Emission Performance Rates*

(Adjusted Output-Weighted-Average Pounds of CO2 Per Net MWh from All Affected Fossil Fuel-Fired EGUs)

SubcategoryInterim RateFinal Rate
Fossil Fuel-Fired Electric Steam Generating Units1,5341,305
Stationary Combustion Turbines832771

*Regulatory Impact Analysis for the Clean Power Plan Final Rule,
U.S. Environmental Protection Agency Office of Air and Radiation. Aug. 3, 2015

Two State Plan Options. To meet their state-specific emission goals, states have the option to employ either an “emission standards approach”, which places the reduction requirements solely on the affected EGUs, or a “state measures approach”, which allows states to create a portfolio of different emission reduction methods, including energy efficiency programs and renewable portfolio standards. States that adopt the state measures approach are required to include an EGU-specific emission standards backstop, in the event their portfolio approach fails to meet the required emissions reduction.

Emission Trading Programs for States without a Plan. If a state fails to submit a plan, or if the state plan is deemed inadequate to achieve its emission goal, the federal government can enforce the emission performance rate within the state through its own federal plan. Announced simultaneously with the CPP, the EPA has proposed two different federal plans for just such circumstances. Each one centers on an emission trading scheme for affected power plants, one rooted in a state’s rate-based goals, the other using the mass-based goals. The EPA plans to finalize the rules supporting the trading programs by next summer.

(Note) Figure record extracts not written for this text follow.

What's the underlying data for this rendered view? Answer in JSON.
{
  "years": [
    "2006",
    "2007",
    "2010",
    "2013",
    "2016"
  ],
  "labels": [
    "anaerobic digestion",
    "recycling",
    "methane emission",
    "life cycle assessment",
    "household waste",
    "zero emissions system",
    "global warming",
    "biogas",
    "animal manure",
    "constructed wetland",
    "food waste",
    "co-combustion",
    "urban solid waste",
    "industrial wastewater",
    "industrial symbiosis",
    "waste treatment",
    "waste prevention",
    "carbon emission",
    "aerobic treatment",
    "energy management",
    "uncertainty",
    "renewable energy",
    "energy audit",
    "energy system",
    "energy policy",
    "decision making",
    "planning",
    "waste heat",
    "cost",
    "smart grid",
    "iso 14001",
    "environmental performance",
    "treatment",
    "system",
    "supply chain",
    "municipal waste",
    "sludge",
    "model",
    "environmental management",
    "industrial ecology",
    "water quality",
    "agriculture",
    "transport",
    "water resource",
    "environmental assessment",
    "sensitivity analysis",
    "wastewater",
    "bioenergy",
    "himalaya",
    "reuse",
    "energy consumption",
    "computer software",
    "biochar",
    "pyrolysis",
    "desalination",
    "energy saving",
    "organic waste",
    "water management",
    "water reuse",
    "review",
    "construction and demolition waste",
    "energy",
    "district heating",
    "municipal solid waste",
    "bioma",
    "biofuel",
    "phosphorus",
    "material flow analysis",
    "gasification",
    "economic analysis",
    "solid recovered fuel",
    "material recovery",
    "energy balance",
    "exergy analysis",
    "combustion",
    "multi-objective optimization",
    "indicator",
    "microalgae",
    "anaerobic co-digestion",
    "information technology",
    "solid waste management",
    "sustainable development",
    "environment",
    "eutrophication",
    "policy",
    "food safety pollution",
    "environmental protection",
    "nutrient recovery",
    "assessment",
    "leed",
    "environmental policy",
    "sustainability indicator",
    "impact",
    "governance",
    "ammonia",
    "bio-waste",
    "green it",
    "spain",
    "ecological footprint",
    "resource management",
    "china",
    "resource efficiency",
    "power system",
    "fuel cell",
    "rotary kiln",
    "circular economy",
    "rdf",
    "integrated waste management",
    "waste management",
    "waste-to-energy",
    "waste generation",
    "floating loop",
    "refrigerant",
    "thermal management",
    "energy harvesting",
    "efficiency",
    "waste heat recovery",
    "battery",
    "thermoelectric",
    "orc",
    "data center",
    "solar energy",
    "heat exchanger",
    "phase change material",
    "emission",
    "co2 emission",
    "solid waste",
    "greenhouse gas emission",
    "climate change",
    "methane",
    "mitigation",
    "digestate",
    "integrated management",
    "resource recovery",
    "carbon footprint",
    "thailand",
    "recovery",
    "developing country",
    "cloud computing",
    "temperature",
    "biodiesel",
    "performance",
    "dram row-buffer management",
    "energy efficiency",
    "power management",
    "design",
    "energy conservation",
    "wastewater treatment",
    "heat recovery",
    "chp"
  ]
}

Key Dates. States must file either their final compliance plans, or an initial plan along with an application for a deadline extension, by September 6, 2016. All states must have their final compliance plans submitted by September 6, 2018 or risk being subject to the federal trading plan. The state’s emission goals will be phased in over the course of three distinct interim periods beginning in 2022 and ending in 2029. By 2030 all states must reach their final reductions goals.

Reliability Safety Valve. The plan includes a “reliability safety valve” to temporarily relax emission standards in the event of an immediate, unforeseen, emergency situation which would require an EGU to operate at a level that would violate its state-imposed constraints. The EPA concedes that such conditions would likely only exist in states with highly inflexible state plans.

Early Incentives for Solar and Wind. To encourage states to begin their reduction efforts prior to 2022, the CPP also includes incentives, in the form of tradeable emission credits, for solar and wind plants that commence construction in 2020 and 2021.